The film had its world premiere at the 78th Cannes Film Festival on 22 May 2025, and was theatrically released in France on the same day by StudioCanal.

==Plot==
Four distant cousins are part of a wider family group which can be traced to the last occupant of a house in rural Normandy abandoned in 1944.
Seb, Abdel, Céline and Guy, discover there the existence of Adèle Vermillard, their ancestor who in 1895 aged 21 left her native Normandy for Paris in search of her mother.
While exploring the house, left untouched since the 1940s, they excavate the life of their ancestor - photos and paintings from the end of the 19th century are preserved in the house, along with letters to Adèle which help them form a picture of her story. On her journey to Paris Adèle becomes friends with two aspiring artists; Anatole, a painter and Lucien, a photographer, who accompany her in the search for her parents.

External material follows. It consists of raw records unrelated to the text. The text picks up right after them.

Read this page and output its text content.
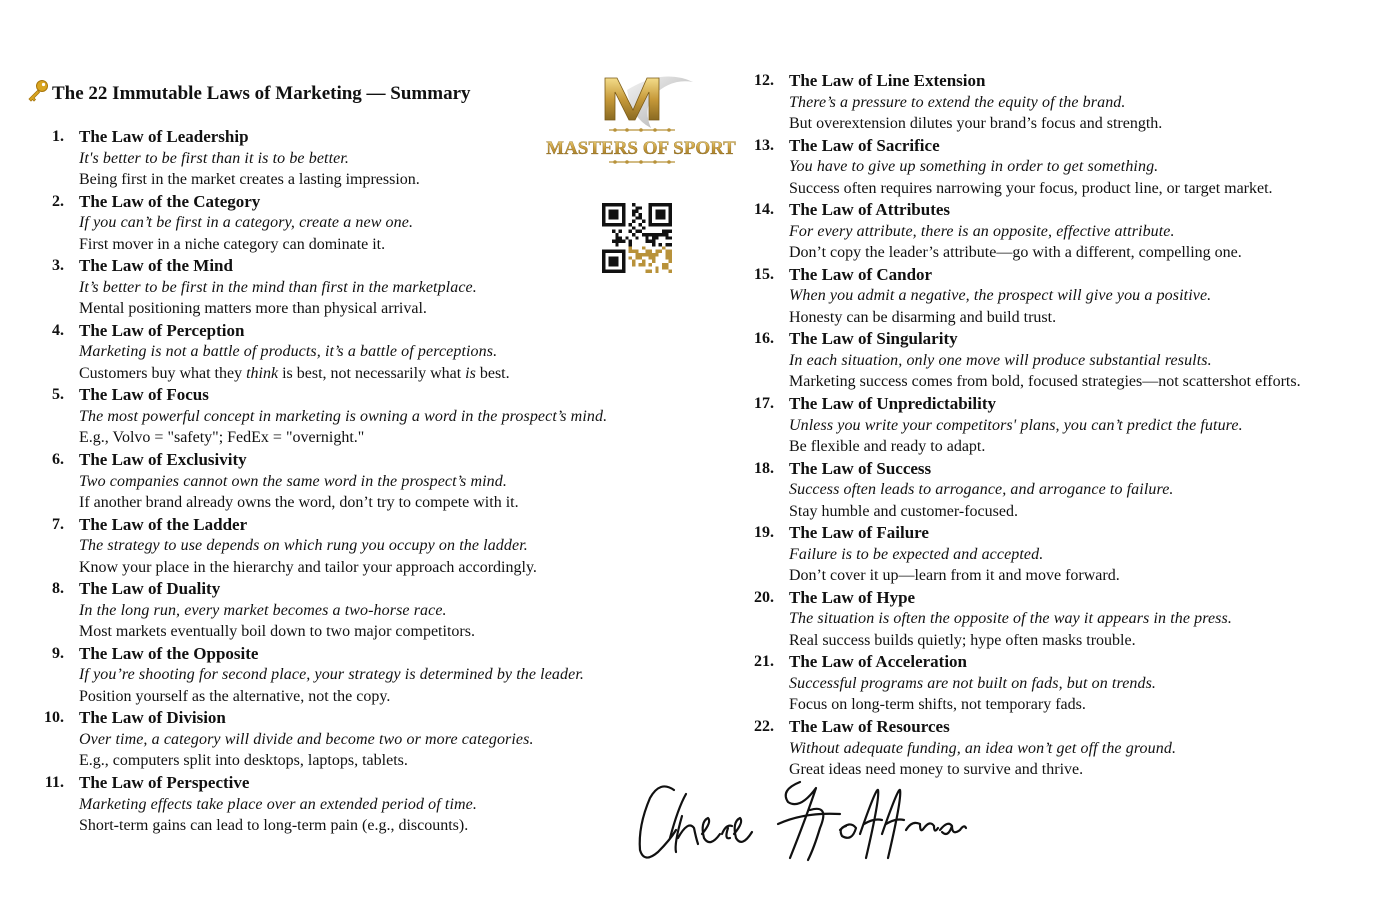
The 22 Immutable Laws of Marketing — Summary
MASTERS OF SPORT
1. The Law of Leadership
It's better to be first than it is to be better.
Being first in the market creates a lasting impression.
2. The Law of the Category
If you can’t be first in a category, create a new one.
First mover in a niche category can dominate it.
3. The Law of the Mind
It’s better to be first in the mind than first in the marketplace.
Mental positioning matters more than physical arrival.
4. The Law of Perception
Marketing is not a battle of products, it’s a battle of perceptions.
Customers buy what they think is best, not necessarily what is best.
5. The Law of Focus
The most powerful concept in marketing is owning a word in the prospect’s mind.
E.g., Volvo = "safety"; FedEx = "overnight."
6. The Law of Exclusivity
Two companies cannot own the same word in the prospect’s mind.
If another brand already owns the word, don’t try to compete with it.
7. The Law of the Ladder
The strategy to use depends on which rung you occupy on the ladder.
Know your place in the hierarchy and tailor your approach accordingly.
8. The Law of Duality
In the long run, every market becomes a two-horse race.
Most markets eventually boil down to two major competitors.
9. The Law of the Opposite
If you’re shooting for second place, your strategy is determined by the leader.
Position yourself as the alternative, not the copy.
10. The Law of Division
Over time, a category will divide and become two or more categories.
E.g., computers split into desktops, laptops, tablets.
11. The Law of Perspective
Marketing effects take place over an extended period of time.
Short-term gains can lead to long-term pain (e.g., discounts).
12. The Law of Line Extension
There’s a pressure to extend the equity of the brand.
But overextension dilutes your brand’s focus and strength.
13. The Law of Sacrifice
You have to give up something in order to get something.
Success often requires narrowing your focus, product line, or target market.
14. The Law of Attributes
For every attribute, there is an opposite, effective attribute.
Don’t copy the leader’s attribute—go with a different, compelling one.
15. The Law of Candor
When you admit a negative, the prospect will give you a positive.
Honesty can be disarming and build trust.
16. The Law of Singularity
In each situation, only one move will produce substantial results.
Marketing success comes from bold, focused strategies—not scattershot efforts.
17. The Law of Unpredictability
Unless you write your competitors' plans, you can’t predict the future.
Be flexible and ready to adapt.
18. The Law of Success
Success often leads to arrogance, and arrogance to failure.
Stay humble and customer-focused.
19. The Law of Failure
Failure is to be expected and accepted.
Don’t cover it up—learn from it and move forward.
20. The Law of Hype
The situation is often the opposite of the way it appears in the press.
Real success builds quietly; hype often masks trouble.
21. The Law of Acceleration
Successful programs are not built on fads, but on trends.
Focus on long-term shifts, not temporary fads.
22. The Law of Resources
Without adequate funding, an idea won’t get off the ground.
Great ideas need money to survive and thrive.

In the course of their modern-day discoveries the cousins find in the relics of the past what will call into question their present.

==Cast==
- Suzanne Lindon as Adèle Vermillard
- Abraham Wapler as Seb / Claude Monet in 1874
- Vincent Macaigne as Guy
- Julia Piaton as Céline
- Zinedine Soualem as Abdel
- Paul Kircher as Anatole
- Vassili Schneider as Lucien
- Sara Giraudeau as Odette
- Cécile de France as Calixte de La Ferrière
- Olivier Gourmet as Claude Monet
- Fred Testot as Félix Nadar
- Claire Pommet as the singer
- François Berléand as Victor Hugo
- Philippine Leroy-Beaulieu as Sarah Bernhardt
- Vincent Perez as Lucien's uncle
- Raïka Hazanavicius as Rose
- Louise Pascal as Nadar's client
- François Chattot as Seb's grandfather

==Production==
Colours of Time was produced by Klapisch's longtime producing partner Bruno Levy through their company Ce Qui Me Meut. It was co-produced by StudioCanal, France 2 Cinéma and Belgian companies Panache Productions and La Compagnie Cinématographique. The film was pre-purchased by Canal+ and Ciné+ and received support from the Normandy and Île-de-France regions, where the film was shot. Alexis Kavyrchine served as the director of photography. Principal photography began on 15 April 2024, and was projected to conclude on 24 June 2024. Filming locations in Normandy included La Vespière-Friardel (Calvados), Mesnils-sur-Iton (Eure) and Étretat (Seine-Maritime). Claude Monet's house and gardens in Giverny also served as a filming location for the film. The crew also shot scenes on a Nomad Train during a round trip between Paris's Gare Saint-Lazare and the city of Le Havre. Shooting also took place in Val-d'Oise, near La Roche-Guyon, as well as in Theuville.

==Release==
International sales were handled by StudioCanal. In January 2025, StudioCanal unveiled a promotional trailer to distributors during the Unifrance Rendez-Vous in Paris.

The film was selected to be screened out of competition at the 78th Cannes Film Festival, where it had its world premiere on 22 May 2025 and was theatrically released in France on the same day by StudioCanal.

A blu-ray of the film, containing a feature 'Cédric Klapisch et les couleurs de l'impressionisme' and deleted scenes was issued in September 2025.

== Reception ==

=== Box office ===
The film had 911k admissions at the French box office, grossing $7.5 million. In Italy the film grossed $1 million. Bringing its worldwide box office totals to $9 million.

=== Critical response ===
On review aggregator website Rotten Tomatoes, the film holds an approval rating of 96% based on 25 reviews, with an average rating of 7.5/10.

Metacritic, which uses a weighted average, assigned the film a score of 64 out of 100, based on 5 critics, indicating "generally favorable" reviews.